The door opened and he ran, the sweat rolling through his face. He stumbled and fell. The thunder in his ears sounded like screams of terror. He squirmed in pain, the system was striking hard, trying to overlay his very life. In the middle of the noise, as a distant chant, he heard those words: “The road to freedom has always been stalked by death”. He crawled towards the words and they became louder. “One must still have chaos in oneself to give birth to a dancing star”.

He discovered a flaw on the floor; he removed a piece of it and found a little box; he opened the box and all the noise was gone; he had found the scramble girl’s device, it looked like a regular smart watch, and it set him free. He quickly put on the watch and then the sound of the street caught his attention. People running, shouts and bombs. He was right under the crooked women protest and they were under attack. Through a grid above his head he could see them with his own eyes. And they weren’t crooked, they weren’t deformed and scary, they were women, with women bodies. That’s how the crooked women really looked like.

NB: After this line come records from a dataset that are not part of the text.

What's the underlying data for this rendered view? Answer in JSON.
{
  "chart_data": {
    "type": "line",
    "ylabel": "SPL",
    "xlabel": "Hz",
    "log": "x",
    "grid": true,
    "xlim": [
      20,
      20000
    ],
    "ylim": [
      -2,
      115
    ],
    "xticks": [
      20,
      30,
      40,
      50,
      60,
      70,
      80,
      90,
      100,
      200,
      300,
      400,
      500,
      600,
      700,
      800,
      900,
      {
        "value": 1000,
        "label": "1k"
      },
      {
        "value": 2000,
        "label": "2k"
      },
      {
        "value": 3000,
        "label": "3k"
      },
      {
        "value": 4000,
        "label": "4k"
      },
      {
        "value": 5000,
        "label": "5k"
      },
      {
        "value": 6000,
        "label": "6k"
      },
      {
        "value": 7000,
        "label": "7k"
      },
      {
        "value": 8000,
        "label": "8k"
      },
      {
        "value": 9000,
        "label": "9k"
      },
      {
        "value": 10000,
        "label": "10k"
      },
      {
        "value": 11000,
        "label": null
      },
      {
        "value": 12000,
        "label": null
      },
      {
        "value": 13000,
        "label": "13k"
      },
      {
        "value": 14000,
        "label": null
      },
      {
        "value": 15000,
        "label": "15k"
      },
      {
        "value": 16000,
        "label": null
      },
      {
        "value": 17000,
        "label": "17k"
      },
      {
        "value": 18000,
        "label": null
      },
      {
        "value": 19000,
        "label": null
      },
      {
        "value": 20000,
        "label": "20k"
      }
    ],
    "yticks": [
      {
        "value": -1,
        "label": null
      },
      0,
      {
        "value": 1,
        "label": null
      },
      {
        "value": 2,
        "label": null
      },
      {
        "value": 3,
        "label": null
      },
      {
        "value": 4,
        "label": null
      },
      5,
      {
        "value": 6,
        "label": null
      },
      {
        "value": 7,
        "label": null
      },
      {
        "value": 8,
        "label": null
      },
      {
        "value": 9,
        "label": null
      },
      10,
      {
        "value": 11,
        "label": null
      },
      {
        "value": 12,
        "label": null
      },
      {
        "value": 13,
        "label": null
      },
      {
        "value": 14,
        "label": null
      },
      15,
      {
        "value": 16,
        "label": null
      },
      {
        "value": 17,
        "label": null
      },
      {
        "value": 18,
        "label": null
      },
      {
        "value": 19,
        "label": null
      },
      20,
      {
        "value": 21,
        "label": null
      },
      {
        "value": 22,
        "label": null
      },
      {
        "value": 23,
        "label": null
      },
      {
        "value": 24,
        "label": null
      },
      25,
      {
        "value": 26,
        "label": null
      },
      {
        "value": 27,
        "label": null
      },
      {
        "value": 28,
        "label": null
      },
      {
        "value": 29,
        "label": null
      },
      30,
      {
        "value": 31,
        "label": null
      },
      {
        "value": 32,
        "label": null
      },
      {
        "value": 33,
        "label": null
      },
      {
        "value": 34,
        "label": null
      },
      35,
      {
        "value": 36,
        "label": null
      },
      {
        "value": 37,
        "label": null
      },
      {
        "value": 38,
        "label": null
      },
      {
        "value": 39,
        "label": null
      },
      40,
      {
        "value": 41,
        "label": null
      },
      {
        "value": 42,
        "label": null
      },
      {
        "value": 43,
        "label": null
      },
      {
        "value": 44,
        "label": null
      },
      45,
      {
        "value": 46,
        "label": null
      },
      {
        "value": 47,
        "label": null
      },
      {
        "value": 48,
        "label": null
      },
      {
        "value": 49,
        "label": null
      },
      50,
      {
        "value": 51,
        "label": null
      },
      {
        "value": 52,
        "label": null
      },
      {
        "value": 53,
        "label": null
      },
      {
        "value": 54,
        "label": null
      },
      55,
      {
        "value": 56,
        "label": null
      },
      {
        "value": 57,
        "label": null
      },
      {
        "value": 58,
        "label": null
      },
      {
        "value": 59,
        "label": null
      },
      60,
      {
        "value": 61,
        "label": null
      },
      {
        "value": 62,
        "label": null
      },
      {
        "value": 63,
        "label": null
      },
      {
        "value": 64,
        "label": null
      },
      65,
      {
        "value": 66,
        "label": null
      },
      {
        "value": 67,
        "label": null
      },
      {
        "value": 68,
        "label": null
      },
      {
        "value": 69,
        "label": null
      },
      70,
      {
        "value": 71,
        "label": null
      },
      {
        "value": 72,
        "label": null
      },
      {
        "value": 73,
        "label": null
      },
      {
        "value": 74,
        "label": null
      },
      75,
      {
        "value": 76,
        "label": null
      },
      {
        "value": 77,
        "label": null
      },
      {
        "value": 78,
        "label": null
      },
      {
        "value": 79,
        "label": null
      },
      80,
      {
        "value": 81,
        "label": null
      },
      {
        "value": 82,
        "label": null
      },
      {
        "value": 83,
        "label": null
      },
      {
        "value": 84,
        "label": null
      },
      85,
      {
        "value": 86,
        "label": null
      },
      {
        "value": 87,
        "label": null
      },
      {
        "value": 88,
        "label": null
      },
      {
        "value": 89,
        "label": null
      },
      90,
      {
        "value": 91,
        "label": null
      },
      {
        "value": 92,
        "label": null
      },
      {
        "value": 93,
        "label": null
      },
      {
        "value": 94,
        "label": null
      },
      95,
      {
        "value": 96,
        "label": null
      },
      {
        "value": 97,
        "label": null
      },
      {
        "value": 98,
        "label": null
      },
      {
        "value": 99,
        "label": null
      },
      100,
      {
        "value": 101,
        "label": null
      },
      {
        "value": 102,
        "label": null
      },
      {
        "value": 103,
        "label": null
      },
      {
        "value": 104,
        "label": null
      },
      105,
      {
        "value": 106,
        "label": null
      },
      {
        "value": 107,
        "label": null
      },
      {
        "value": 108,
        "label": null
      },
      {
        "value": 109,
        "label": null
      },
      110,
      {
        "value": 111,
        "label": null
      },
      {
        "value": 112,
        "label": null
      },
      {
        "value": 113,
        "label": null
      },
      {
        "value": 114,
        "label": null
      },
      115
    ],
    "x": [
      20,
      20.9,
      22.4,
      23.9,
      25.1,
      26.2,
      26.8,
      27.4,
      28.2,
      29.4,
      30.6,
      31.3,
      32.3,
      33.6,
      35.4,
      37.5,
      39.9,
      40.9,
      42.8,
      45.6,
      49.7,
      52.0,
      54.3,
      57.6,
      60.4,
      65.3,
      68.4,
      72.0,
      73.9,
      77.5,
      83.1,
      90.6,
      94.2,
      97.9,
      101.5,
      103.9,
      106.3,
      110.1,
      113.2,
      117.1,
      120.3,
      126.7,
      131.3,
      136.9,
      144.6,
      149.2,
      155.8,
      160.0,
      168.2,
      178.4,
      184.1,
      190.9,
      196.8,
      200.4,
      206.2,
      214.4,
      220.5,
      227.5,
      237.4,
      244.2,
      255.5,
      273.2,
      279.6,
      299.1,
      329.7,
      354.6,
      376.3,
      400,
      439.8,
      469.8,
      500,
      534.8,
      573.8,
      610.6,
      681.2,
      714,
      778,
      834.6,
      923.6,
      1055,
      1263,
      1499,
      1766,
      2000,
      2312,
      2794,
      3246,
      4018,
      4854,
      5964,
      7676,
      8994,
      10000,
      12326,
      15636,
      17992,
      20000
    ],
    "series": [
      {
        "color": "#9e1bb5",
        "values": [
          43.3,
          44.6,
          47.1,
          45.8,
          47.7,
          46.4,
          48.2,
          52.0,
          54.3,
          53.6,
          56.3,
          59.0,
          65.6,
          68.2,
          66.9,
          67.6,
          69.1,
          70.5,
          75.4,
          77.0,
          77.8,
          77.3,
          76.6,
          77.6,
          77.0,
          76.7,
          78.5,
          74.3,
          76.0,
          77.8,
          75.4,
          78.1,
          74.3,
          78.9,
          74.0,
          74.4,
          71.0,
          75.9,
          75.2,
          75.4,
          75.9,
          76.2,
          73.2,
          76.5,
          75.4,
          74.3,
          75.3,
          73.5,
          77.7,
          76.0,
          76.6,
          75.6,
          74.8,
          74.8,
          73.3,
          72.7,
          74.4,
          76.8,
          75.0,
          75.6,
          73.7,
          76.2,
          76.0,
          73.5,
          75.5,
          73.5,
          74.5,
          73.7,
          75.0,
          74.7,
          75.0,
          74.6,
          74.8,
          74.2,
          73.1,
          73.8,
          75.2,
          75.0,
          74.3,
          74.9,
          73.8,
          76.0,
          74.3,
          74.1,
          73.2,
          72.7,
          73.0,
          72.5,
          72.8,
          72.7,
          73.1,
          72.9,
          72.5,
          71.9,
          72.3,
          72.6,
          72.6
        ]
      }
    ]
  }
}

He stood up to run away, but stopped, staring at the reflective still wall. A woman looked back at him. Her mouth was moving, “It’s at the edge of life that we meet our deepest strength”. His mouth was moving — and the louder he spoke the better he could hear her voice. Her voice was his voice. There was only her. There had always been her. She was the woman who had hacked the Overlay and developed the scramble device. She was the scramble girl and she set herself free. She was a woman and there was blood in her clothes. She understood everything now, she was free from the herd and she had to run, she had to move faster than she had ever moved in her life.

When she entered her tiny flat, free of any reality overlay, she felt not a subtle but a strong smell of blood. The bathroom floor was covered in blood — and there was the child. She fell on her knees, sobbing. Crawling, she drew near the child, that was so quiet. She finally took the baby in her trembling hands. Heavy drops of tear wet the baby’s face, heavy warm drops. Her face now touched the little face, all her body trembling, her weeping uncontained. And then she felt it, she felt the soft breath, the gentle breath of life that thrived. Her hands stopped shaking, she stopped weeping, she met her deepest strength. Both stood still, like one, breathing, at the edge of life.